UD712 – MClain Clutter – unknown urbanism
How do we know cities? What is a city as an object of knowledge? What intellectual constructs, media formats, and technologies allow us to make cities “knowable”? How do these constructs, formats, and technologies influence and intertwine with our expectations of urbanism and urban life? How do our ways of observing cities enable methods of design, and how can we think critically about that effect?
This first studio in the Taubman College Master of Urban Design sequence focused on techniques of understanding cities – through empirical observation, mapping, data, imaging, and mediation – and how these techniques of observation are instrumentalized within urban design. We leveraged contemporary ways of understanding cities to develop design proposals of possible urban realities, while cultivating a critical consciousness of the biases, limitations, and ideological proclivities embedded in our tools and techniques. The studio culminated in urban design proposals for our site in Willets Point, in the New York CIty borough of Queens.

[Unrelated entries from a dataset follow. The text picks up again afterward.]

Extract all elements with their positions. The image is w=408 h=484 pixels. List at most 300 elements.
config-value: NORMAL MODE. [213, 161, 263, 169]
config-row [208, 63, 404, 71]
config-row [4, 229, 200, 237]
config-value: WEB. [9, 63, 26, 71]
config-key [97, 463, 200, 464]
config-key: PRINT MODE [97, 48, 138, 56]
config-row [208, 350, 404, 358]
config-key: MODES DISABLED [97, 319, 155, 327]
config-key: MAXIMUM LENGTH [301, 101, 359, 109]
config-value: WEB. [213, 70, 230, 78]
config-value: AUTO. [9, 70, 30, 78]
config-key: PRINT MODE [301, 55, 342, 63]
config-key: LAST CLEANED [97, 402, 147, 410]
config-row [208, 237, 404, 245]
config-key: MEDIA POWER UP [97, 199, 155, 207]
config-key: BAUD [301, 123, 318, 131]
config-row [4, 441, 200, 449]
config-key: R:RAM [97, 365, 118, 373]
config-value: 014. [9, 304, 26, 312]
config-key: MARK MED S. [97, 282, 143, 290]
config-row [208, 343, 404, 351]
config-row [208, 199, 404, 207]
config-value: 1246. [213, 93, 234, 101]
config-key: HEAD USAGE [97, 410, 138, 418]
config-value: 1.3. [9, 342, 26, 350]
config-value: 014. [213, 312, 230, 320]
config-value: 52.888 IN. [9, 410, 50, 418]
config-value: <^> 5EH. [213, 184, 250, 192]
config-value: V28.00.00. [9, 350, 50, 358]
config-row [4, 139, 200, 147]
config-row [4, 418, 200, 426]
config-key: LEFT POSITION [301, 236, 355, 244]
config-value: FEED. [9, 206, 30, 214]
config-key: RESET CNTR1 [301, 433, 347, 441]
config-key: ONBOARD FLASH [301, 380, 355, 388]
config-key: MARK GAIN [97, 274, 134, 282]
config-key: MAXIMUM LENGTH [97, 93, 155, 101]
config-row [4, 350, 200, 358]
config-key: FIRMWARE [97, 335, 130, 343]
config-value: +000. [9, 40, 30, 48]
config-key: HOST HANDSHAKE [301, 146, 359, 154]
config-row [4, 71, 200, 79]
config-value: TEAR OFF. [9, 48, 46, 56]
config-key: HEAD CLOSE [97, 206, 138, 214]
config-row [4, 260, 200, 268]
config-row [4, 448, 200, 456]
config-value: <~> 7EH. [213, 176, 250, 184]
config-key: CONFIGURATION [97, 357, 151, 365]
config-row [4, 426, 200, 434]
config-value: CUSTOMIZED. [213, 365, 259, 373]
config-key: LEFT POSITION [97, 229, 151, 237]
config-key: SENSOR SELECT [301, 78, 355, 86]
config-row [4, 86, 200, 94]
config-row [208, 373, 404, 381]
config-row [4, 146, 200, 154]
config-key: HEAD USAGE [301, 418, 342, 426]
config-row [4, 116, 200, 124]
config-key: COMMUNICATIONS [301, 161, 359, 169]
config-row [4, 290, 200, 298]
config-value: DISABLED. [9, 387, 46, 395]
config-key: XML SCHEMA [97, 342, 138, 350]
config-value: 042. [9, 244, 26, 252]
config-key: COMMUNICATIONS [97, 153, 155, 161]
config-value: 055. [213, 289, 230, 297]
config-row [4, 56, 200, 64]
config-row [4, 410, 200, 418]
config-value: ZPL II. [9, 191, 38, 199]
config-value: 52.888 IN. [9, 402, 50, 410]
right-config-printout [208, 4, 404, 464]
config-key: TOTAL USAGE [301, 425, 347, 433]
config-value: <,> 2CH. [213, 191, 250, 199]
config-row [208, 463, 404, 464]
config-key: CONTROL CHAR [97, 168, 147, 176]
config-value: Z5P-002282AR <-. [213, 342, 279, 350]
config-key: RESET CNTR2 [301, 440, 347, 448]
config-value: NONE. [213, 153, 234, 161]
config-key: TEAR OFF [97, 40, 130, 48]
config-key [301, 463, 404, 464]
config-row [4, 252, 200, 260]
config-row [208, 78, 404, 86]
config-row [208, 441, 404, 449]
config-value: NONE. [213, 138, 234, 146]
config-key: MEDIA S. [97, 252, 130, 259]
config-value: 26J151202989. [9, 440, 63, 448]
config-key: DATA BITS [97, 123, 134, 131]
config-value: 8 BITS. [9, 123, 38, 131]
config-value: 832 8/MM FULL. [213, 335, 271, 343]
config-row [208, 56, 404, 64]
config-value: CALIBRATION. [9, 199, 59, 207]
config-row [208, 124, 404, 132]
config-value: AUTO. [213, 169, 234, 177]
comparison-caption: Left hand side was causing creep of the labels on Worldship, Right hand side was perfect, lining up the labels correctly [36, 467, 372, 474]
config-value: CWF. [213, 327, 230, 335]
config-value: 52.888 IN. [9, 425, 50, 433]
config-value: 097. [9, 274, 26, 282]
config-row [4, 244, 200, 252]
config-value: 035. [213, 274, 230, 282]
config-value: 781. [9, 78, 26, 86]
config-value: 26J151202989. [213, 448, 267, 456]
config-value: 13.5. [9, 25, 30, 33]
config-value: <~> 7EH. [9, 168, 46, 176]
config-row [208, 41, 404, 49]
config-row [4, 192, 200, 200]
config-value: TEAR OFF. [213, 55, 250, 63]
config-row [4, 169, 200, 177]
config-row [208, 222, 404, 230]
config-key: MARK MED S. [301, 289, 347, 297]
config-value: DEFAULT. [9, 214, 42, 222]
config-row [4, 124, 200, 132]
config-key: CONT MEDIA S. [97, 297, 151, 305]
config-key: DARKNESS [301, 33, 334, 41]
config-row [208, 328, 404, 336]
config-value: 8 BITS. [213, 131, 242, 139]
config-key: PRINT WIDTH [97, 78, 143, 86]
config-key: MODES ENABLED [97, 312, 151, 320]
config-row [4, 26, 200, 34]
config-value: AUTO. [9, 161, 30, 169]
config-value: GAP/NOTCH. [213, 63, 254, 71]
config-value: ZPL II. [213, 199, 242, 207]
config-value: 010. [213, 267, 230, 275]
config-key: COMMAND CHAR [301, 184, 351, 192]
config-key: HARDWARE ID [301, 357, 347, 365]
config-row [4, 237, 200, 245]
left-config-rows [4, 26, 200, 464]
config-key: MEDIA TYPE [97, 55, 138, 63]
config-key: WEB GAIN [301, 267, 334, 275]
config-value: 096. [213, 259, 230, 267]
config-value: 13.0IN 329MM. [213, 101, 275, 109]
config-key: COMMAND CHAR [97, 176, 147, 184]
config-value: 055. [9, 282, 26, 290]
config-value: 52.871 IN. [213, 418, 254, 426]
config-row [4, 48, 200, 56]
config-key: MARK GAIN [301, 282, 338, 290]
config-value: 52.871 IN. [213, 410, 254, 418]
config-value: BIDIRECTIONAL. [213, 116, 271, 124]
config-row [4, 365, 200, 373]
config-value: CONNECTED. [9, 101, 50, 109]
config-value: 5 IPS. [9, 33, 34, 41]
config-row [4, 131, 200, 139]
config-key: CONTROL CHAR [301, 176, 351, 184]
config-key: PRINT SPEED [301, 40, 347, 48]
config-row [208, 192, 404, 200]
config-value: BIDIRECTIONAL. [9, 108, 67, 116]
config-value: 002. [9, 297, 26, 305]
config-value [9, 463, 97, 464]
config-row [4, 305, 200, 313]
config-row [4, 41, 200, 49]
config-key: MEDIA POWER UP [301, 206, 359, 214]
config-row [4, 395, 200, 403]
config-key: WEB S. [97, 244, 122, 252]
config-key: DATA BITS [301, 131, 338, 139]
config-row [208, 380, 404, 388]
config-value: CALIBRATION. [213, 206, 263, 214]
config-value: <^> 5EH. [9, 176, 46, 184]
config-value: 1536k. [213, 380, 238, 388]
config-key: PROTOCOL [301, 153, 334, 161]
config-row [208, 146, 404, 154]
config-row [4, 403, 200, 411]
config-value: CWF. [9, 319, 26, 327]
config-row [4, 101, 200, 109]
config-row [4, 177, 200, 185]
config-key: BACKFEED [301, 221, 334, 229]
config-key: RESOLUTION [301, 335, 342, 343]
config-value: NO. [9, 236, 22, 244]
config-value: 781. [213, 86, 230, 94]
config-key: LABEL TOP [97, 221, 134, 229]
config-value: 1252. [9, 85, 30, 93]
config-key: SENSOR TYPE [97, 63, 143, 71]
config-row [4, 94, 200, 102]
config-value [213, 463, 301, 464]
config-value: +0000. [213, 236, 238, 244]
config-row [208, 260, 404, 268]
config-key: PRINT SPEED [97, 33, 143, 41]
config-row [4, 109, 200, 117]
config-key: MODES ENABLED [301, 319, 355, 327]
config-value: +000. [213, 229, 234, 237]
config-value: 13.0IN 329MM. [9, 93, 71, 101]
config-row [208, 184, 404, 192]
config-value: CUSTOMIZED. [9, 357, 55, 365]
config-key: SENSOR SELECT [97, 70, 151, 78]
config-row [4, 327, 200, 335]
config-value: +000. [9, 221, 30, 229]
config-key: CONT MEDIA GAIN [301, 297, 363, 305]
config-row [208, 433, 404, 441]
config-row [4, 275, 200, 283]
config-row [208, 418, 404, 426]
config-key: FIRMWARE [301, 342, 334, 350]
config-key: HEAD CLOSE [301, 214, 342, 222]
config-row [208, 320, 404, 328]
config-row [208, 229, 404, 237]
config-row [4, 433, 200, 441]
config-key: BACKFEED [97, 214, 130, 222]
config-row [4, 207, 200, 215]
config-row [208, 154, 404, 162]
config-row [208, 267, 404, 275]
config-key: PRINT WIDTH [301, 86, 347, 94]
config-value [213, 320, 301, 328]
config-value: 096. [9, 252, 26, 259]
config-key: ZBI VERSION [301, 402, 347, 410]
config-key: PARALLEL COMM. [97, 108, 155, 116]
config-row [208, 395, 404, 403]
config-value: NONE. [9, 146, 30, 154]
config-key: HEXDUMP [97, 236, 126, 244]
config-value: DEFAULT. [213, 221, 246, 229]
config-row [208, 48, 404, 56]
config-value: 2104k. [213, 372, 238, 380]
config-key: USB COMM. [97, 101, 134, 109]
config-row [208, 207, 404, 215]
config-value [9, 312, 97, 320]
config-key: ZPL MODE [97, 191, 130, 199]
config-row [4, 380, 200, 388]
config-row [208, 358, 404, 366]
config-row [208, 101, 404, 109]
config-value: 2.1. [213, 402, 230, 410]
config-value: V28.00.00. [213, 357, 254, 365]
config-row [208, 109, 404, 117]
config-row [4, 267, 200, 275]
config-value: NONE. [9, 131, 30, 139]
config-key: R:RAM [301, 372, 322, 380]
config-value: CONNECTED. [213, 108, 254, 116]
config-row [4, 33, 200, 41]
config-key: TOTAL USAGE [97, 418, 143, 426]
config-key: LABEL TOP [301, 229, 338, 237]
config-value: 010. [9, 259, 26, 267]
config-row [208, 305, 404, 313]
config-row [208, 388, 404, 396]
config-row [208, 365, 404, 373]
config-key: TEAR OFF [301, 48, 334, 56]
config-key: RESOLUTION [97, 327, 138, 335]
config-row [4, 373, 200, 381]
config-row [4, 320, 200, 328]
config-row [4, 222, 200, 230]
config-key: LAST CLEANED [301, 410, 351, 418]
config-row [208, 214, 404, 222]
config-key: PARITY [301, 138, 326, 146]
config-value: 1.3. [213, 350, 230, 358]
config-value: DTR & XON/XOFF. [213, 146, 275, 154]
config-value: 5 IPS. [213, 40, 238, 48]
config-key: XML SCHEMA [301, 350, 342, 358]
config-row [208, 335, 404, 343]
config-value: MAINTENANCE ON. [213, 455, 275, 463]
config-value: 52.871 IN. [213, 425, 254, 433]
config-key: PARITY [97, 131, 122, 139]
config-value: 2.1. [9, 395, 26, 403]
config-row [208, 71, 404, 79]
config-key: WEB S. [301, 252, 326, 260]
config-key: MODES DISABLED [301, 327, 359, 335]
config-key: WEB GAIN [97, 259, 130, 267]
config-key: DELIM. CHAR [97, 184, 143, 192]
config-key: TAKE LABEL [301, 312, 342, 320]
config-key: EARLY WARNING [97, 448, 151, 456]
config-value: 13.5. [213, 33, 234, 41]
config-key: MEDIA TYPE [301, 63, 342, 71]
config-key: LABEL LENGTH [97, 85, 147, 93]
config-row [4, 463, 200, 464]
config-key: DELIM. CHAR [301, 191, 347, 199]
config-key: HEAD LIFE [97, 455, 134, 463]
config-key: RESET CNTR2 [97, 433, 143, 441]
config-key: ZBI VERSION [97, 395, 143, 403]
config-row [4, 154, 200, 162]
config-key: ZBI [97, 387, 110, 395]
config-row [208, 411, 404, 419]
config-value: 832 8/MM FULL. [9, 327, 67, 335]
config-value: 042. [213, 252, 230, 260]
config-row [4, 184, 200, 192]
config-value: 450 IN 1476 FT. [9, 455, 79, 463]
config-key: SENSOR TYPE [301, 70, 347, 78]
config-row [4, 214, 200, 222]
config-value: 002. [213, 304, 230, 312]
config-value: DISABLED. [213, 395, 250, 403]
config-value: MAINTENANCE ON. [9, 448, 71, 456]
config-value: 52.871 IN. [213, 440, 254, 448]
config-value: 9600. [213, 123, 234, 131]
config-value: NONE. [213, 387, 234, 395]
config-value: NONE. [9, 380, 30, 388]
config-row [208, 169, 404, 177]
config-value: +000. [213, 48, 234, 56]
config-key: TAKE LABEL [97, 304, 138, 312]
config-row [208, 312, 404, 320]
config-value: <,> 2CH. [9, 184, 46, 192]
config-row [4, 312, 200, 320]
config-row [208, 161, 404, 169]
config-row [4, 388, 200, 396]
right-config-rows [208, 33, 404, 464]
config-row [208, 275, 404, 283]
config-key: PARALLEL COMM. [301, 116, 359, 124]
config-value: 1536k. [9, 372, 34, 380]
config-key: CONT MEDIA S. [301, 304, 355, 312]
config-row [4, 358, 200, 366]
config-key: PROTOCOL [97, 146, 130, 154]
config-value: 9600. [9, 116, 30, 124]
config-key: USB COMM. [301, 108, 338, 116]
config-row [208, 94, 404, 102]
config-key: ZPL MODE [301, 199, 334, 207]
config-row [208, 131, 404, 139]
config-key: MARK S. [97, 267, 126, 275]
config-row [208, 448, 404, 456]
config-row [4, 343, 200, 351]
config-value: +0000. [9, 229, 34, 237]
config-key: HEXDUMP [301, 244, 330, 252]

Nicknamed “The Iron Triangle,” Willets Point is a 61 acre site between the Flushing Creek to the east, and CitiField to the west. Since World War II, Willets Point has been home to a collection of automobile scrapping, repair, and supply shops, and associated business. Over time, the businesses have developed a complex urban ecology, with many relying on one-another for material, services, and clientele. While some development plans have considered ways to relocate The Iron Triangle elsewhere in the city, protests against the redevelopment of Willets Point raise concern for the livelihoods of those who would lose their businesses or places of employment. Others point to the housing needs of the surrounding communities, and the precarity of the Willets Point businesses – in a location lacking infrastructure, and within a floodplain – as a reason to support redevelopment. This studio critically engaged this debate.
Haorui Tian + Weiran Zhang + Yue Xu – “Working Class Collective”
Working Class Collective focuses on one of the unique characteristics of Queens: the persistence of the working class. We studied various neighborhoods in Queens where industry and residential development mix, and applied those findings to our site in Willets Point.
Today, Willets Point is dominated by auto-related services and junkyards. Our concept is to rebuild Willets Point for the working class collective, improving the quality of life for the local community. Building on the existing context, our project transforms Willets Point into a live-work light industrial complex for the food industry. The elements in the site are divided into eight categories: processing, warehouse, retail, transportation, recycling and Vertical Farming. To improve the quality of life for the working class, there are also many convenient residential areas, commercial areas and public spaces above factories. Site circulation is divided into two parts: ground and skywalk. The ground is mainly for work and logistics, and the skywalk is for daily life.
Because of the pollution and flooding problems, sustainable development strategies are proposed. We use a stormwater park and green spaces to mitigate the flood risk. These green spaces can also be used to cap remaining lightly contaminated soil and decompose pollution. Further, a recycling strategy is adopted to supply power and recycled packaging for the site.
Marco Nieto “FLUIDIC ECHO”
Fluidic Echo explores the sewerage infrastructure of Queens, its negative cultural connotation, and its potential to exist beyond the framework of its function. By negotiating a new relationship between waste, human habitation, and remediation, the project turns the wastewater treatment process into a sensible landscape.
Because sewerage infrastructure is veiled – either purposefully hidden from view or seamlessly entwined with parts of the built environment – it’s difficult to pinpoint how it impacts our lives. It’s also difficult to ponder what potential sewerage has as a benefit to the long-term health of cities, since it’s often inaccessible. The failure to identify these problems and potentials is a lost opportunity for planners and designers. However, if we consider sewerage infrastructure as a matter of concern rather than a matter of waste, then it can become part of a broader dialogue where its sensible and social effects are as important as its engineering function.
Fluidic Echo’s design strategy takes the form of a “plastic ecology” – a malleable and simultaneous combination of ecological infrastructures and cultural programs that stimulate the prospects of the contaminated conditions of Willets Point. The mechanical advantage of this strategy allows the self-contained system made up of intersecting parts and processes to be accessed by the public, overcoming the schism between waste and habitation. Each step is varied and operates through graduating scales of exchange, incorporating elements designed to operate individually and in unison. As a synthetic wastewater cultural landscape, these infrastructures suggest new forms of social life and aesthetic experience.